Questionada, a Comissão do Concurso informou não ser possível a aplicação da Lei de Cotas ao certame, por ausência de decreto regulador e de previsão legislativa para preservar vagas em concurso de delegação pública.
No acórdão, o relator do mandado no 2º Grupo Cível, desembargador Eduardo Uhlein, afirmou que a primeira questão a ser respondida era se o Poder Legislativo gaúcho poderia tomar a iniciativa de estabelecer reserva de vagas em cargos atinentes a outros poderes de Estado e, no particular, no TJ-RS, a quem compete realizar os concursos para o provimento dos serviços notariais e registrais.
A Constituição Federal, explicou, assegura aos tribunais a garantia da autonomia orgânico-administrativa, “que compreende sua independência na estruturação e funcionamento de seus órgãos”. Essa garantia, estabelecida no artigo 96, consiste em organizar seus serviços auxiliares e prover, por concurso público de provas, ou de provas e títulos, obedecido o disposto no artigo 169, parágrafo 1º, os cargos necessários à administração da Justiça.
Ainda segundo o magistrado, a Constituição estadual, no artigo 95, inciso IV, assegura a competência do Tribunal de Justiça para prover, por concurso público, os cargos necessários à administração da Justiça comum, inclusive os de serventias judiciais. Nestes estão inclusos os cargos do foro extrajudicial, registral e notarial, nos termos do artigo 1º da Lei estadual 7.356/1980, conhecida como Código de Organização Judiciária.
Uhlein concluiu que, do exame das duas Cartas, constata-se que nenhuma delas contêm disposição sobre reserva de vagas a afrodescendentes, diferentemente do que se dá em relação aos deficientes.

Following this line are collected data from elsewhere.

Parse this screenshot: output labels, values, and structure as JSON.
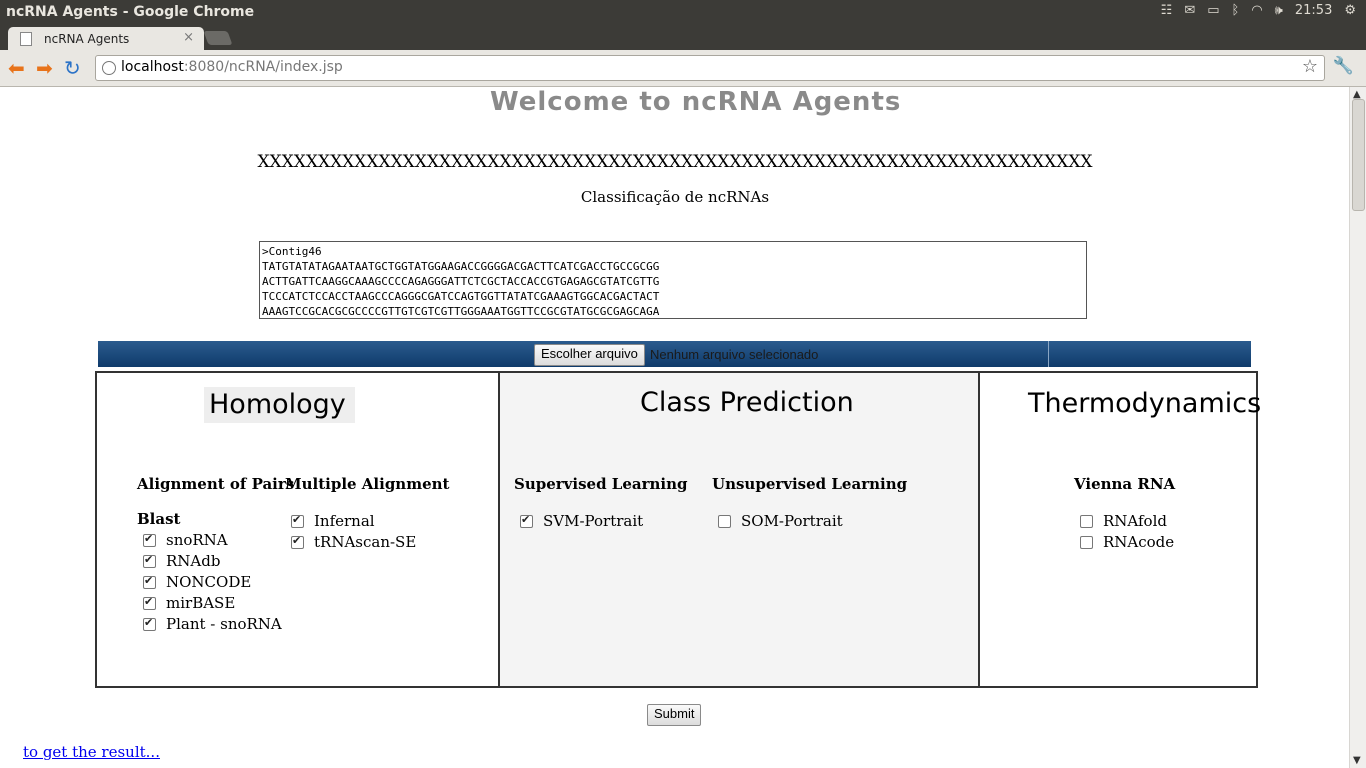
{
  "window": {
    "title": "ncRNA Agents - Google Chrome"
  },
  "tray": {
    "time": "21:53"
  },
  "browser": {
    "tab_title": "ncRNA Agents",
    "tab_close": "×",
    "url_host": "localhost",
    "url_rest": ":8080/ncRNA/index.jsp"
  },
  "page": {
    "banner": "Welcome to ncRNA Agents",
    "xline": "XXXXXXXXXXXXXXXXXXXXXXXXXXXXXXXXXXXXXXXXXXXXXXXXXXXXXXXXXXXXXXXXXXXXX",
    "subtitle": "Classificação de ncRNAs",
    "sequence": ">Contig46\nTATGTATATAGAATAATGCTGGTATGGAAGACCGGGGACGACTTCATCGACCTGCCGCGG\nACTTGATTCAAGGCAAAGCCCCAGAGGGATTCTCGCTACCACCGTGAGAGCGTATCGTTG\nTCCCATCTCCACCTAAGCCCAGGGCGATCCAGTGGTTATATCGAAAGTGGCACGACTACT\nAAAGTCCGCACGCGCCCCGTTGTCGTCGTTGGGAAATGGTTCCGCGTATGCGCGAGCAGA",
    "file_button": "Escolher arquivo",
    "file_status": "Nenhum arquivo selecionado",
    "homology": {
      "title": "Homology",
      "pairs_header": "Alignment of Pairs",
      "blast_header": "Blast",
      "blast_items": [
        {
          "label": "snoRNA",
          "checked": true
        },
        {
          "label": "RNAdb",
          "checked": true
        },
        {
          "label": "NONCODE",
          "checked": true
        },
        {
          "label": "mirBASE",
          "checked": true
        },
        {
          "label": "Plant - snoRNA",
          "checked": true
        }
      ],
      "multi_header": "Multiple Alignment",
      "multi_items": [
        {
          "label": "Infernal",
          "checked": true
        },
        {
          "label": "tRNAscan-SE",
          "checked": true
        }
      ]
    },
    "class_prediction": {
      "title": "Class Prediction",
      "supervised_header": "Supervised Learning",
      "supervised_items": [
        {
          "label": "SVM-Portrait",
          "checked": true
        }
      ],
      "unsupervised_header": "Unsupervised Learning",
      "unsupervised_items": [
        {
          "label": "SOM-Portrait",
          "checked": false
        }
      ]
    },
    "thermodynamics": {
      "title": "Thermodynamics",
      "vienna_header": "Vienna RNA",
      "items": [
        {
          "label": "RNAfold",
          "checked": false
        },
        {
          "label": "RNAcode",
          "checked": false
        }
      ]
    },
    "submit": "Submit",
    "result_link": "to get the result..."
  }
}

De fato, o comando do artigo 37, inciso VIII, da Constituição Federal prevê, apenas, que lei ordinária reservará percentual de cargos às pessoas deficientes que pretendem ingressar no serviço público. “Forçoso, então, reconhecer que somente a cada poder de Estado — e ao Poder Judiciário em particular — compete a decisão a respeito da oportunidade e da conveniência para deflagrar processo legislativo de sua iniciativa privativa e que venha a dispor, validamente, sobre a hipótese de estabelecer reserva de vagas”, destacou o magistrado.

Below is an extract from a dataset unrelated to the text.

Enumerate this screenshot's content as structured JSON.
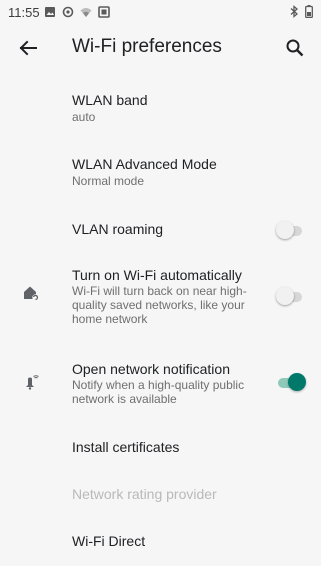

Nessa linha, o desembargador-relator se convenceu de que parte da Lei de Cotas contém “insuperável vício de inconstitucionalidade formal”, por usurpação da reserva de iniciativa exclusiva do Poder Judiciário. O trecho específico declarado inconstitucional está no caput do artigo primeiro, que generaliza: “(…) de quaisquer dos Poderes do Estado”. O relator transferiu para o Órgão Especial da Corte a responsabilidade de julgar a inconstitucionalidade desse trecho da lei, como autorizam o artigo 209 do Regimento Interno do Tribunal e o artigo 97 da Constituição Federal. Este assegura que a declaração de inconstitucionalidade de lei ou ato se dará somente pelo voto da maioria absoluta dos membros do Órgão Especial.
São esses os fatos. Nesse contexto, caro concurseiro, esteja atento para a possibilidade de a Lei de Cotas vir a ser um dos assuntos cobrados em prova nos próximos concursos. Vale a pena esmiuçar o tema, conferindo a Lei estadual gaúcha 14.147/2012, bem como o acórdão do Órgão Especial do Tribunal de Justiça do Rio Grande do Sul e o do 2º Grupo Cível. E boa sorte e bons estudos! Que você logo possa comemorar o seu feliz cargo novo!